Con la sola differenza che noi, “grazie” a un virus che ci ha costretto a rinchiuderci a casa e a scoprire più da vicino noi stessi, abbiamo ricominciato finalmente a vedere. Nulla è cambiato – se con uno sforzo di acquiescenza accettiamo i nuovi comportamenti sociali –, o meglio: le abitudini e gli atteggiamenti che prima davamo per scontati, ombre invisibili che seguitavano il nostro incedere, ora assumono una livrea del colore della libertà. È cambiato il modo in cui diamo forma alla realtà – il nostro Io ora libero dalla corrente incessante della vita ha trovato uno scoglio di assoluta verità sul quale aggrapparsi -, perché quella è sempre stata tale nel suo esistere, ora però – simile al pongo con il quale giocavamo da bambini – cangia il suo modo d’essere ed è plasmata dal nuovo sguardo sulla vita, più leggero e serafico.
Adesso che riusciamo, forse per la prima volta, a poggiare il nostro sguardo sulle cose, e non ad evitarle avendo paura del loro ingombro all’interno della nostra cameretta personale che arrediamo di esperienze e sentimenti di anno in anno, ci accorgiamo di quanto è bella la natura, quanto sono belle le nostre città, quanto sono comode quelle panchine di legno che sempre abbiamo odiato; finalmente eliminiamo dalla realtà circostante quella maschera triste e bulimica che il nostro precedente Io le aveva indossato, e le regaliamo una nuova fatta di colori e speranza.
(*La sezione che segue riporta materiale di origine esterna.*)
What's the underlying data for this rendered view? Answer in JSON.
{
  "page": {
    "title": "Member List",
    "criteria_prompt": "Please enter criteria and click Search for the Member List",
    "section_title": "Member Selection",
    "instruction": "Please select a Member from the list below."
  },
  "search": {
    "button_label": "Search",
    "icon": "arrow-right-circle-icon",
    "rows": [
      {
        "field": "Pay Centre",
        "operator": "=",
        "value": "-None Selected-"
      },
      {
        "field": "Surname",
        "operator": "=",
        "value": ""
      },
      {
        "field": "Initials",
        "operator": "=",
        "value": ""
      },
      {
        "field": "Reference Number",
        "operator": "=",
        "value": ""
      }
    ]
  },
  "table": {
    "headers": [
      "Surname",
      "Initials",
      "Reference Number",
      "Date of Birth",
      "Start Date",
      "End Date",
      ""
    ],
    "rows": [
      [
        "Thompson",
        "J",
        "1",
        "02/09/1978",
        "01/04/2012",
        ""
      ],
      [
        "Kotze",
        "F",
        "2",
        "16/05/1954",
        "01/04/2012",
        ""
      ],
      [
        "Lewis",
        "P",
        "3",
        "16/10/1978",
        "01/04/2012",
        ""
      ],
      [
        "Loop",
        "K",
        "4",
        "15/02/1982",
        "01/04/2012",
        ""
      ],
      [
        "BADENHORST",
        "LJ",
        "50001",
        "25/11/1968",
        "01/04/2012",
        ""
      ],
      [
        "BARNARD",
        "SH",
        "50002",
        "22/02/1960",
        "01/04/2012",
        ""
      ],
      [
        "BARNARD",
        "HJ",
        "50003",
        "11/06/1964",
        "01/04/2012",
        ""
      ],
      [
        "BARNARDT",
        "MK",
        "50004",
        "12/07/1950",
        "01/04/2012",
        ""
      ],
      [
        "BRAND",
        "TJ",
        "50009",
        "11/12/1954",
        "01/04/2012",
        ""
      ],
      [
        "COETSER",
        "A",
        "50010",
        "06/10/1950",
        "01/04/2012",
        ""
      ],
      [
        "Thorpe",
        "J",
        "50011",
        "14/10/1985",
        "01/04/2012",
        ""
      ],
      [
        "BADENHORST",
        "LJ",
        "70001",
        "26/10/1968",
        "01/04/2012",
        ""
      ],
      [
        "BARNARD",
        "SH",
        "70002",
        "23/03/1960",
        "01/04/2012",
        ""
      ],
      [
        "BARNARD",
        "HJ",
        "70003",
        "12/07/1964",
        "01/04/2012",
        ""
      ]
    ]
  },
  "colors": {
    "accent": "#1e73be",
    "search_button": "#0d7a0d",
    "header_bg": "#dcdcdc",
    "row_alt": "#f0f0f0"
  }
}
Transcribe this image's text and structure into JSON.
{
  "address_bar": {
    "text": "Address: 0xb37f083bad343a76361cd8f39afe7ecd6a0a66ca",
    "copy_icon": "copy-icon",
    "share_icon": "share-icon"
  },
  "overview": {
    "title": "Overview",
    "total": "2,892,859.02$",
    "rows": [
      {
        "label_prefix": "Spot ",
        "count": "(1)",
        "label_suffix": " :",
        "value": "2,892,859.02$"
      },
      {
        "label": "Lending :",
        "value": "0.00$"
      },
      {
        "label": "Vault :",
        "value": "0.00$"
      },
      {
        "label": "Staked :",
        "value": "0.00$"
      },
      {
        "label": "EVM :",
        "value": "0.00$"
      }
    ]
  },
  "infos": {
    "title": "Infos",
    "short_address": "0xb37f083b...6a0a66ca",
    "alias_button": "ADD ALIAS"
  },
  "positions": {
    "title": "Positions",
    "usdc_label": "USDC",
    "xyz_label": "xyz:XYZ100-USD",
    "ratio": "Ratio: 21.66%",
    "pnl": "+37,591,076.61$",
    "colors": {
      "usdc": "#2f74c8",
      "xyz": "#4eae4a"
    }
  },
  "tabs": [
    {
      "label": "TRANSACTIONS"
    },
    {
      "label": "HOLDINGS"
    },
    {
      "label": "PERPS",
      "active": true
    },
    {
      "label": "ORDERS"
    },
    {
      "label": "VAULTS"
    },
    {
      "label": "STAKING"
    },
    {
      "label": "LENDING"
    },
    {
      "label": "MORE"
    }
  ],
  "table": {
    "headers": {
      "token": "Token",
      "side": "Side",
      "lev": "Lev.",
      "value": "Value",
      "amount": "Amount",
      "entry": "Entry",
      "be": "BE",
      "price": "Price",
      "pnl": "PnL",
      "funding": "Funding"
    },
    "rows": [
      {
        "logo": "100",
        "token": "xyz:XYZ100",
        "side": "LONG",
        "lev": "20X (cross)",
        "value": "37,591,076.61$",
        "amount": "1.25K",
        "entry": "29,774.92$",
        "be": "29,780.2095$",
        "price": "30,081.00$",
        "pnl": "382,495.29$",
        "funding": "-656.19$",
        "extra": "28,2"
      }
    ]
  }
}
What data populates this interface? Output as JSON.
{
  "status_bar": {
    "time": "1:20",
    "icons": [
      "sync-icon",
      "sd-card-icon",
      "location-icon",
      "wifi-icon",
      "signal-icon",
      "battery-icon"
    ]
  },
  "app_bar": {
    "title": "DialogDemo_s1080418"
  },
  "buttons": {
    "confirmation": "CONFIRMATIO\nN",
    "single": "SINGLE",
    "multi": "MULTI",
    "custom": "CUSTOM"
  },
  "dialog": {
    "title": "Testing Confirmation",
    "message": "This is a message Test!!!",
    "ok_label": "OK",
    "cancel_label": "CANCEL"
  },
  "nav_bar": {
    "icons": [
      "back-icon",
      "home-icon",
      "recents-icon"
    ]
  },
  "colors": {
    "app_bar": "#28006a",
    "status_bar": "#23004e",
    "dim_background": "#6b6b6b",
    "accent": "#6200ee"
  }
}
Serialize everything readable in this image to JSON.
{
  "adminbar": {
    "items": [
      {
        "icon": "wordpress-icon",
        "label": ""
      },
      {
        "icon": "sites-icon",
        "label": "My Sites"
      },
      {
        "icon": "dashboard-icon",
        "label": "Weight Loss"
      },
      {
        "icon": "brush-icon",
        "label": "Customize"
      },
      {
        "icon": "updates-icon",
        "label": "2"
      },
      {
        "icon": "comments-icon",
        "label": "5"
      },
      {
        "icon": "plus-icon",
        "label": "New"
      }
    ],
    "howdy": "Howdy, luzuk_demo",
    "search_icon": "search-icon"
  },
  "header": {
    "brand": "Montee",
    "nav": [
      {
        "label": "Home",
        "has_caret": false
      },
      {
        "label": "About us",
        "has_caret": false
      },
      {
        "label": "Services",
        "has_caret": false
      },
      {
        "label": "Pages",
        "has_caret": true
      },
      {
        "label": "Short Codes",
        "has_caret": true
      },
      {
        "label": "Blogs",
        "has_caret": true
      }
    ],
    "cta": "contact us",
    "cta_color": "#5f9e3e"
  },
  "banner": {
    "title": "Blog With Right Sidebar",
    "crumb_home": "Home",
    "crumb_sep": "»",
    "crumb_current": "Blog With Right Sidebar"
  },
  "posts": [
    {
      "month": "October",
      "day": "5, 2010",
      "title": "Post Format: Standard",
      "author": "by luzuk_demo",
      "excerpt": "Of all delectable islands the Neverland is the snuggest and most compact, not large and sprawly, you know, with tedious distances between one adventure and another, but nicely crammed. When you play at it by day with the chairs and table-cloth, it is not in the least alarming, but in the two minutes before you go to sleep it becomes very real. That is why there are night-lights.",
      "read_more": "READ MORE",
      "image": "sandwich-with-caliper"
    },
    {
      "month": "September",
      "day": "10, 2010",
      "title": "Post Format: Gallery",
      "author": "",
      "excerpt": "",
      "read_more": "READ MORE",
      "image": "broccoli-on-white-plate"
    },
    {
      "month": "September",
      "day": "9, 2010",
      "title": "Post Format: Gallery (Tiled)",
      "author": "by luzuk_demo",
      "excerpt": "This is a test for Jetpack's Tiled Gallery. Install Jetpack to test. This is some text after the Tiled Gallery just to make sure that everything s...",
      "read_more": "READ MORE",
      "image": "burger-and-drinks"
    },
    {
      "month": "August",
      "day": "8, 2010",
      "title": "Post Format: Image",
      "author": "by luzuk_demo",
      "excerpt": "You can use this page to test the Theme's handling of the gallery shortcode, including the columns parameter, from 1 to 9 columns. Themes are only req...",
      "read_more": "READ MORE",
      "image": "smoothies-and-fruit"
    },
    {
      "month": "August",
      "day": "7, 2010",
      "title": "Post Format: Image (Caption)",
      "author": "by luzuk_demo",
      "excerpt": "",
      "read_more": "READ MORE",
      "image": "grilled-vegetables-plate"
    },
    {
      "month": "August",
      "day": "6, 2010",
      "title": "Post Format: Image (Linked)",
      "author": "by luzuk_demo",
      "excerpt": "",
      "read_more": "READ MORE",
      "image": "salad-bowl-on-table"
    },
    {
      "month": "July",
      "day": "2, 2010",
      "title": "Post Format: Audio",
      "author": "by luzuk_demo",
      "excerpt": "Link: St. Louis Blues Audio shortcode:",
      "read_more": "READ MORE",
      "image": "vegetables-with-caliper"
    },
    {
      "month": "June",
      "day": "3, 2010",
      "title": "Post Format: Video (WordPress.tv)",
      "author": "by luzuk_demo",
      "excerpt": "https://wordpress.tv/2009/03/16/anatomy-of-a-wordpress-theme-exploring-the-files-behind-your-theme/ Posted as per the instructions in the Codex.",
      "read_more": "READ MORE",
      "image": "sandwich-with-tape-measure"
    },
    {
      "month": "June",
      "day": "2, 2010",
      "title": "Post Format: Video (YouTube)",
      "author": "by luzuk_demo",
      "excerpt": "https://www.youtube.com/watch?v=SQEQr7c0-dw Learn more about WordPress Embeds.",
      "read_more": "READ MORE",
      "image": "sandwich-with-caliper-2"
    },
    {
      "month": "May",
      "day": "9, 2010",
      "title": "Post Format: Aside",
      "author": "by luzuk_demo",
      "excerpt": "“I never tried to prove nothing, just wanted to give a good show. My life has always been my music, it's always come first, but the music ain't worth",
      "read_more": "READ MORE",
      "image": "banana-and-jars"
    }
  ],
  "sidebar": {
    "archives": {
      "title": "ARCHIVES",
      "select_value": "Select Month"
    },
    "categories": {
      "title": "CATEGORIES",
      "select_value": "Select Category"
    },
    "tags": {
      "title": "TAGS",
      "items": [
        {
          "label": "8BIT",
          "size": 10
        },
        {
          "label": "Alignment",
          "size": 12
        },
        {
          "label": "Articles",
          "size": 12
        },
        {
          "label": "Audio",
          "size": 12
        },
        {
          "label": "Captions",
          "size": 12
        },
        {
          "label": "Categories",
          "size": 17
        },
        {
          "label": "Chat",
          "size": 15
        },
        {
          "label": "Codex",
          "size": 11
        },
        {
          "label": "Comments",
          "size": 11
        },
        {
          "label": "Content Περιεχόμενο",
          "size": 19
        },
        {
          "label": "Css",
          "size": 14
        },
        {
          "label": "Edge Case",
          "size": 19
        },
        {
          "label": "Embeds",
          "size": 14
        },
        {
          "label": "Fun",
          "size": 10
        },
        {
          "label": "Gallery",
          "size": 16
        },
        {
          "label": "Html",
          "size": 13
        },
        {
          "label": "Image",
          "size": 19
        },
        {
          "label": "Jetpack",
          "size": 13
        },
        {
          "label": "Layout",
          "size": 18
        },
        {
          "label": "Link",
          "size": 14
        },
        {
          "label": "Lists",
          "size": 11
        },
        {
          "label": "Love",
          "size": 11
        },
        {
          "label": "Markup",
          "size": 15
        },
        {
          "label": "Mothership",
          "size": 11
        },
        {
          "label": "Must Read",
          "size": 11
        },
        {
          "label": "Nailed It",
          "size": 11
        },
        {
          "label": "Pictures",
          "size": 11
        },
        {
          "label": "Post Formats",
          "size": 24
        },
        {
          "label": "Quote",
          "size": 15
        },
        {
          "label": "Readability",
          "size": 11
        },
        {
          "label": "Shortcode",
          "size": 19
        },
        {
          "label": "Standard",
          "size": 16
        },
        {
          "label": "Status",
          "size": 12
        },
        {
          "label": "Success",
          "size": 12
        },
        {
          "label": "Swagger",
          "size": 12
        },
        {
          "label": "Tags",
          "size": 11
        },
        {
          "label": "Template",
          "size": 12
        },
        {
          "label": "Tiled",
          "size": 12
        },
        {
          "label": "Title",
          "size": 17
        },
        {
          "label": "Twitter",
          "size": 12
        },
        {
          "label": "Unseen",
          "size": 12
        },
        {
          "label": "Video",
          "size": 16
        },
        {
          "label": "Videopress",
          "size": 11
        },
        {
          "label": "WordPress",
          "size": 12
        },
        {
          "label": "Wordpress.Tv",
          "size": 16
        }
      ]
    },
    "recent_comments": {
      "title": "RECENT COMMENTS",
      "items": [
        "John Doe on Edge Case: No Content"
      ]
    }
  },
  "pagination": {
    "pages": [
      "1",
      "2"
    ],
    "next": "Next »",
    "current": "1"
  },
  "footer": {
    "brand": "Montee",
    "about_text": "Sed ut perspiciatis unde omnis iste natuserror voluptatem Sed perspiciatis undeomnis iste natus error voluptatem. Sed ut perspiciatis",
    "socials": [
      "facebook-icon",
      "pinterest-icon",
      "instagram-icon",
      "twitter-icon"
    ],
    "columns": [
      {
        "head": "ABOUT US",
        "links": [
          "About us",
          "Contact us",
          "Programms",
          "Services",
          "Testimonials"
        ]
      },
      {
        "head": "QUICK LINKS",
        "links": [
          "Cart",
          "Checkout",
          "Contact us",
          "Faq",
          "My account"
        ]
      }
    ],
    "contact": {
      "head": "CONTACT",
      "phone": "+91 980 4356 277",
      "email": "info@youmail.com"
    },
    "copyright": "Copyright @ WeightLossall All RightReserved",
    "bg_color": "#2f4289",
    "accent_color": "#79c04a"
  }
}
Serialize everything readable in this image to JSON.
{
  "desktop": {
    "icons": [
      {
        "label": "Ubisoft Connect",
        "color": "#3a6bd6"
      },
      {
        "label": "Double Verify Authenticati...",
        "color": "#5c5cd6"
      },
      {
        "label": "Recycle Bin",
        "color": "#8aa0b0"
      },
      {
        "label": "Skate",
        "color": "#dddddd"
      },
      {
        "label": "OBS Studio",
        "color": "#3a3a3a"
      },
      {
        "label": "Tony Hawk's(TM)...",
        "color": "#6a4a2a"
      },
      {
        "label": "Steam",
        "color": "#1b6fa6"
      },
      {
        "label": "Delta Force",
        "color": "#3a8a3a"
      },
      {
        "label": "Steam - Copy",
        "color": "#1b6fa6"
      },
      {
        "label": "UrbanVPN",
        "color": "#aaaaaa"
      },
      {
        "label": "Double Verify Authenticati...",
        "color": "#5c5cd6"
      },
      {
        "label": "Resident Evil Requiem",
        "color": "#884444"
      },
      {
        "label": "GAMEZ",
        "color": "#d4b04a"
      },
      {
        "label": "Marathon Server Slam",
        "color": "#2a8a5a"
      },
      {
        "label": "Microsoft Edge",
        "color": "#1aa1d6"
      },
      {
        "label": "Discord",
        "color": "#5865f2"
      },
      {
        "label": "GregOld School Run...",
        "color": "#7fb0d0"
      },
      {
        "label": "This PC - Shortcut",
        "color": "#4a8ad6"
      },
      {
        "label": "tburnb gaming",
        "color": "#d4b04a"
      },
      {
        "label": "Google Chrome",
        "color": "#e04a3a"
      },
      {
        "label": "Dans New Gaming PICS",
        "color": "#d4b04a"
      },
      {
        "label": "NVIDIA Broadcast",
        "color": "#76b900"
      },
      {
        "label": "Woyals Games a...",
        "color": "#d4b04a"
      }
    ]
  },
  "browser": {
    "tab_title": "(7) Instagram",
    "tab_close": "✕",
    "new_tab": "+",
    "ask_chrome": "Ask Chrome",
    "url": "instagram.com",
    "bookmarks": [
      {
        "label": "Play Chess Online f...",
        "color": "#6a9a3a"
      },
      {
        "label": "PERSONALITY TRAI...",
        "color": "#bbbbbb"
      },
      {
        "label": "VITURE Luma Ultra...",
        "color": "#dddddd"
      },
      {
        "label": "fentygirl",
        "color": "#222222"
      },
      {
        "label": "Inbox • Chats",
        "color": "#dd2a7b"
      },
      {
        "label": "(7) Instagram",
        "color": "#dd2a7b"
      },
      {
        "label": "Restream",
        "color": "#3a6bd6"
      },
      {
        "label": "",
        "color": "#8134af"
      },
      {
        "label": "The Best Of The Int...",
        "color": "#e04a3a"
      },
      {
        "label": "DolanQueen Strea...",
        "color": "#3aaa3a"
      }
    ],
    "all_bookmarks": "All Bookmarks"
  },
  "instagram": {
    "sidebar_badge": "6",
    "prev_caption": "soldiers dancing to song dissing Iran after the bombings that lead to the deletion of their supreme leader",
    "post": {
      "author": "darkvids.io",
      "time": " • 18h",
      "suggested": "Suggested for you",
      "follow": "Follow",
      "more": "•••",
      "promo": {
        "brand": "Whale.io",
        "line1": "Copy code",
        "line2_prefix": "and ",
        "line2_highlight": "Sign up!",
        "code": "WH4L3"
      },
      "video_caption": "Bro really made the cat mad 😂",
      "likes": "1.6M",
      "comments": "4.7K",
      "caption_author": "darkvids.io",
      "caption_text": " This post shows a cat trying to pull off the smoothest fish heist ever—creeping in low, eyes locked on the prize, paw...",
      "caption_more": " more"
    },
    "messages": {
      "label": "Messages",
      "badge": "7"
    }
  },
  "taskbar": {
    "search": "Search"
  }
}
Forse, proprio ora che ci siamo dovuti fermare e abbiamo inopinatamente sperimentato il sentimento della solitudine, che ossimoricamente ci ha fatto compagnia negli ultimi due mesi, riusciamo a togliere il velo di Maya, riappropriandoci di quelle cose che avevamo scartato dalla nostra vita.
Attenzione però a coprire la realtà con una nuova maschera, perché anche se ci appare più bella e nuova rispetto a quella precedente, essa può facilmente coprirsi di ragnatele e perdere la venustà acquisita: d’altronde, non è importante la maschera che viene messa, ciò che più importa è quello che si cela dietro di essa.